An Iranian court has sentenced a young couple to more than 10 years in prison for dancing outside one of Tehran’s main landmarks in a video seen as a symbol of defiance of the regime, Iranian human rights activists said this week. Tuesday, January 31.

Astiyazh Haghighi and her fiancé Amir Mohammad Ahmadi, both in their twenties, were arrested in November after a video of them dancing romantically in front of the Azadi Tower in Tehran went viral.

Astiyazh Haghighi did not wear an Islamic veil, defying the Islamic Republic’s strict rules regarding women, who are also not allowed to dance in public in Iran, let alone with a man.

A revolutionary court in Tehran sentenced them to 10.5 years in prison, as well as being banned from using the internet and from leaving Iran, the NGO Human Rights Activists News Agency (HRANA), based in the United States, said. United States.

private lawyer

Popular on Instagram, the couple were found guilty of“encouraging corruption and public prostitution”as well as “gathering with intent to disrupt national security”added the NGO.

Citing sources close to their families, HRANA said they were denied a lawyer during the legal proceedings and attempts to obtain their release on bail were rejected.

The NGO specifies that Astiyazh Haghighi is in the famous Qarchak women’s prison, whose conditions of detention are regularly condemned by human rights activists.

Iranian authorities have cracked down harshly on all forms of dissent since the death of Mahsa Amini in September, which sparked a wave of protests against the regime. At least 14,000 people have since been arrested, according to the United Nations, including celebrities, journalists, lawyers and ordinary citizens.

The video of this couple had been hailed as a symbol of the freedoms claimed by the protest movement.

The Azadi tower, a sensitive place for power

Known as one of the main attractions of the Iranian capital, the gigantic and futuristic Azadi Tower (” freedom “) is a sensitive place for power.

It was inaugurated during the reign of the last Shah of Iran, Mohammed Reza Pahlavi (1941-1979), in the early 1970s, and was then known as the Shahyad Tower (“in memory of the shah”).

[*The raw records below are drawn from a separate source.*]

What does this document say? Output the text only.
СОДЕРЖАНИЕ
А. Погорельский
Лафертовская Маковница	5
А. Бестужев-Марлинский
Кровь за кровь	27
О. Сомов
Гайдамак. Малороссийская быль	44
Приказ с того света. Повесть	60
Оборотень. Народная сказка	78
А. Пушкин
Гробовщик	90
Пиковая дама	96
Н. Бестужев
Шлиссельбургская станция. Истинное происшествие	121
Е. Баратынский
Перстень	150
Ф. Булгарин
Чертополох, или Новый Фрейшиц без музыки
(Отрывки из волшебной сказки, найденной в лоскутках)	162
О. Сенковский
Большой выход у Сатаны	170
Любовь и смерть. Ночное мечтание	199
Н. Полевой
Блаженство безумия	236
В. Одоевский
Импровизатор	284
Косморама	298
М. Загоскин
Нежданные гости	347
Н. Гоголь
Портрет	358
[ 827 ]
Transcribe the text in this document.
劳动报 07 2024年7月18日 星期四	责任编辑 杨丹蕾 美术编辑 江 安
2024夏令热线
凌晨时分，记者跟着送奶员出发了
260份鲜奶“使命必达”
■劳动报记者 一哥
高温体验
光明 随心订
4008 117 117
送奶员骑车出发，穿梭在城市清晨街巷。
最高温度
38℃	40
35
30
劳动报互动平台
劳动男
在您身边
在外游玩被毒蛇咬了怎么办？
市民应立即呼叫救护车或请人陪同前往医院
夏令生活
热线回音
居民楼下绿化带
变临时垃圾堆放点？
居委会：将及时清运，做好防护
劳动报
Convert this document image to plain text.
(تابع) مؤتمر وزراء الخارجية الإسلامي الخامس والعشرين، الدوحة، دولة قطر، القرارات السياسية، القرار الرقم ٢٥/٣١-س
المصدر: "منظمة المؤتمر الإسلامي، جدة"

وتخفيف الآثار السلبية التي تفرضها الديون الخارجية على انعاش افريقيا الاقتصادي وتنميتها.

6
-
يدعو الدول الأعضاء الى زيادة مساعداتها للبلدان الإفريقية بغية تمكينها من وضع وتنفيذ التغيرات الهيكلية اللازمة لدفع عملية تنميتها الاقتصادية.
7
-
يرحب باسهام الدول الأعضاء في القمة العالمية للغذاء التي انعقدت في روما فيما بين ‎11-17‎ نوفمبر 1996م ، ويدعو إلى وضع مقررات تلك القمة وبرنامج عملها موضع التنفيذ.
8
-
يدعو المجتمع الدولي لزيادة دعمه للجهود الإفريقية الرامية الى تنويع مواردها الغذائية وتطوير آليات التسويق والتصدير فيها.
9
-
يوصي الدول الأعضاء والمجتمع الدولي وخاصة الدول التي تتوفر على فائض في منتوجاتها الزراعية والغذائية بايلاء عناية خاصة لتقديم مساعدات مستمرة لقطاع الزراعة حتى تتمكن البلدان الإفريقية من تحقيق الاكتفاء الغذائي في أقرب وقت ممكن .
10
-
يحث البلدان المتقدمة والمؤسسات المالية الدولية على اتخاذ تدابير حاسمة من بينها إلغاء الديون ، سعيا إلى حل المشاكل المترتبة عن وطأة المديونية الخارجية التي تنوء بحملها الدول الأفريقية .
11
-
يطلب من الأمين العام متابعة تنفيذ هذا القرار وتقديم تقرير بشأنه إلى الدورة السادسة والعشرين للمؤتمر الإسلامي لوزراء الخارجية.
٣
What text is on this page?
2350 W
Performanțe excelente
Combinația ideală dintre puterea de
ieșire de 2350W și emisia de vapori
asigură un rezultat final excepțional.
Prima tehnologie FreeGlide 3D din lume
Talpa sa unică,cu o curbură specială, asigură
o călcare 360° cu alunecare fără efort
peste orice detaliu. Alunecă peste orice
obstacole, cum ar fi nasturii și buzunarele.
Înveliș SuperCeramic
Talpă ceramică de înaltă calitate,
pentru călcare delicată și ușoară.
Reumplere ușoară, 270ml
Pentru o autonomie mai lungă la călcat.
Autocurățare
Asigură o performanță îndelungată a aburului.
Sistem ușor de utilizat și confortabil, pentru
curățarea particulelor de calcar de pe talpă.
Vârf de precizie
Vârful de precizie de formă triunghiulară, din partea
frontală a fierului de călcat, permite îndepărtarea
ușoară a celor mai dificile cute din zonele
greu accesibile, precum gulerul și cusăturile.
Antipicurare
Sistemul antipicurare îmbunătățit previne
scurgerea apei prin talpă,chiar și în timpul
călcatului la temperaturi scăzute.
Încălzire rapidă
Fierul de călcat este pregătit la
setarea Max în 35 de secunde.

It was renamed when the Islamic Republic was created in 1979.

In a separate case, Armita Abbasi, a 20-year-old Iranian woman, went on trial Sunday after being arrested in October during protests in the city of Karaj near Tehran.

US channel CNN, citing leaks and an unnamed medical source, reported in November that she had been taken to hospital after being raped while in custody. Allegations denied by the Iranian authorities. His lawyer Shahla Oroji said Armita Abbasi was accused of propaganda against the system and the court refused to release her on bail.

California18

Welcome to California18, your number one source for Breaking News from the World. We’re dedicated to giving you the very best of News.